Here are the results I've got on my local machine. I have to mention that even the simple and quick-made test we used shows how ridiculously slow bulk operation can be with the traditional relational approach. I basically stopped on the 10k set because it takes way too much time with little difference in results. In the meantime, using MongoDB, I've had times when I generated millions of documents for the demo collection, and it took a matter of minutes.
Test: MongoDB vs MySQL quick performance test (insert/select/update)
Environment: Ubuntu 11.04 Linux x86_64 2.6.38, i5-2400, RAM 8Gb
| Service | OpNum | Ins | InsAvg | Sel | SelAvg | Upd | UpdAvg |
| MongoDb | 10 | 1 | 0.1 | 1 | 0.1 | 1 | 0.1 |
| MySQL | 10 | 533 | 53.3 | 3 | 0.3 | 599 | 59.9 |
| MongoDb | 100 | 19 | 0.19 | 0 | 0.0 | 8 | 0.08 |
| MySQL | 100 | 5145 | 51.45 | 42 | 0.42 | 5866 | 58.66 |
| MongoDb | 1000 | 79 | 0.079 | 5 | 0.0050 | 53 | 0.053 |
| MySQL | 1000 | 49695 | 49.695 | 966 | 0.966 | 52245 | 52.245 |
| MongoDb | 10000 | 435 | 0.0435 | 18 | 0.0018 | 67182 | 6.7182 |
| MySQL | 10000 | 490376 | 49.0376 | 40992 | 4.0992 | 863177 | 86.3177 |

Figure 2 - Average select time, ms/record
![clip_image002[5] clip_image002[5]](http://www.muranosoft.com/Outsourcingblog/content/binary/Windows-Live-Writer/d50d22ef1343_901E/clip_image002%5B5%5D_thumb.gif)
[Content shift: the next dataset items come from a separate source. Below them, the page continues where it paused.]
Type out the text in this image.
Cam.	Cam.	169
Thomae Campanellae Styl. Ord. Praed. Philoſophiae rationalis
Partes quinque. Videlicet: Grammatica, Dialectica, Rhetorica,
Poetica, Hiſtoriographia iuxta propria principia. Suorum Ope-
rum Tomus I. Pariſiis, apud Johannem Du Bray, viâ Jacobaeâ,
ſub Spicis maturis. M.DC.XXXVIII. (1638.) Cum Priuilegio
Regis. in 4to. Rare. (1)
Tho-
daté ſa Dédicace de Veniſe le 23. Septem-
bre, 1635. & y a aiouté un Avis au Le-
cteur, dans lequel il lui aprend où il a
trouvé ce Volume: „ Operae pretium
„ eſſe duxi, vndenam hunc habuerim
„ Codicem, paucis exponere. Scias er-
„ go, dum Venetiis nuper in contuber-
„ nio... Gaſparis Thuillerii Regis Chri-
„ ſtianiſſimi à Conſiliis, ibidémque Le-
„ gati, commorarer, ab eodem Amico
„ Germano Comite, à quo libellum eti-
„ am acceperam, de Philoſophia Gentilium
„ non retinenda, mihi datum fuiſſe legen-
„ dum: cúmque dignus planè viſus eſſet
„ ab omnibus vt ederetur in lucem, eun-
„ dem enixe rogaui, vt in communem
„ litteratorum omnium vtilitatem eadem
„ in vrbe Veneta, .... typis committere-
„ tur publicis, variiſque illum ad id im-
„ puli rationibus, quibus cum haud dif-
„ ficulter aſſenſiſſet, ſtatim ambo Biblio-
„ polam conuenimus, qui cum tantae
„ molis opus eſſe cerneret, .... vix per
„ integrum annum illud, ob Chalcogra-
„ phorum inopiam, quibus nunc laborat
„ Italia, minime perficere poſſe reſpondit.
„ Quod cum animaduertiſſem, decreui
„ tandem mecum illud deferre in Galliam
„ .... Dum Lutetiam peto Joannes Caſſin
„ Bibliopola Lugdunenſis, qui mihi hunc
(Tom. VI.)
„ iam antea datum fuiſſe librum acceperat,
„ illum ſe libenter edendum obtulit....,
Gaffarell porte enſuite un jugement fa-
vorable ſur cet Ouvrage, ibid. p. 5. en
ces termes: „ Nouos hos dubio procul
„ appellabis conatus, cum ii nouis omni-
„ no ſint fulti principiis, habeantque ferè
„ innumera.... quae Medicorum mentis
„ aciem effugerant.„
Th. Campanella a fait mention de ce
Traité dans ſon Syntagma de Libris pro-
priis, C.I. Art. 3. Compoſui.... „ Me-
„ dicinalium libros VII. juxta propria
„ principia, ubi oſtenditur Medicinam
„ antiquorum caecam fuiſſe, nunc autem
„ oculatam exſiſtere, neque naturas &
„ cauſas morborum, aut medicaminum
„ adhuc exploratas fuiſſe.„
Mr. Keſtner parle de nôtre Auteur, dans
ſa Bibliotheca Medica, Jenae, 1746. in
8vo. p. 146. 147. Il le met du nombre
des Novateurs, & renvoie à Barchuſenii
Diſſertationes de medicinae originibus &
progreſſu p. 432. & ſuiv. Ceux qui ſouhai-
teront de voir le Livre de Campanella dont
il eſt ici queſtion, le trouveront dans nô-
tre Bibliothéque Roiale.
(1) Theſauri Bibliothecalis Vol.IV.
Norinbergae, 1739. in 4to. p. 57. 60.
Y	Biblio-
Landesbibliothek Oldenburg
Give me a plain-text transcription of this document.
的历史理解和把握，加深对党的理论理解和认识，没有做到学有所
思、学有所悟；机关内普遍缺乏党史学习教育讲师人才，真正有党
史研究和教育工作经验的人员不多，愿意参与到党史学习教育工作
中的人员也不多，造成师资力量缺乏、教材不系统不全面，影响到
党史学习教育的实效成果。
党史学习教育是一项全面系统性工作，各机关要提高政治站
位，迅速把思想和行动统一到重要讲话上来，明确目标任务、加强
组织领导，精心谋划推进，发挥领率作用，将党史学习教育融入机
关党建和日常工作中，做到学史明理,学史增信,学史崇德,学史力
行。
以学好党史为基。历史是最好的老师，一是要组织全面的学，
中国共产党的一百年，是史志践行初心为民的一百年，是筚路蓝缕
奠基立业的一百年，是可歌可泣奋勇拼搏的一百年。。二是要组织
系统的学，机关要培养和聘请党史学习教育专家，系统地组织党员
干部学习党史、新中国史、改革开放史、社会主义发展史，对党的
Figure 3 - Average update time, ms/record
![clip_image002[9] clip_image002[9]](http://www.muranosoft.com/Outsourcingblog/content/binary/Windows-Live-Writer/d50d22ef1343_901E/clip_image002%5B9%5D_thumb.gif)
Epilogue
After having a brief look at MongoDB's features and trade offs, one can ask oneself, is this piece of technology production ready, and could I use it in my project? Well, it's up to you, but my word is that you should give it a try. The test we were using as an example cannot be taken to prove either MongoDB or MySQL is better. It just shows how these two systems can handle one specific test. What is absolutely exciting about MongoDB is that it's really easy to start working with. It's just a matter of an hour to layout some basic configuration and client code. There are huge advantages and yet a price to pay.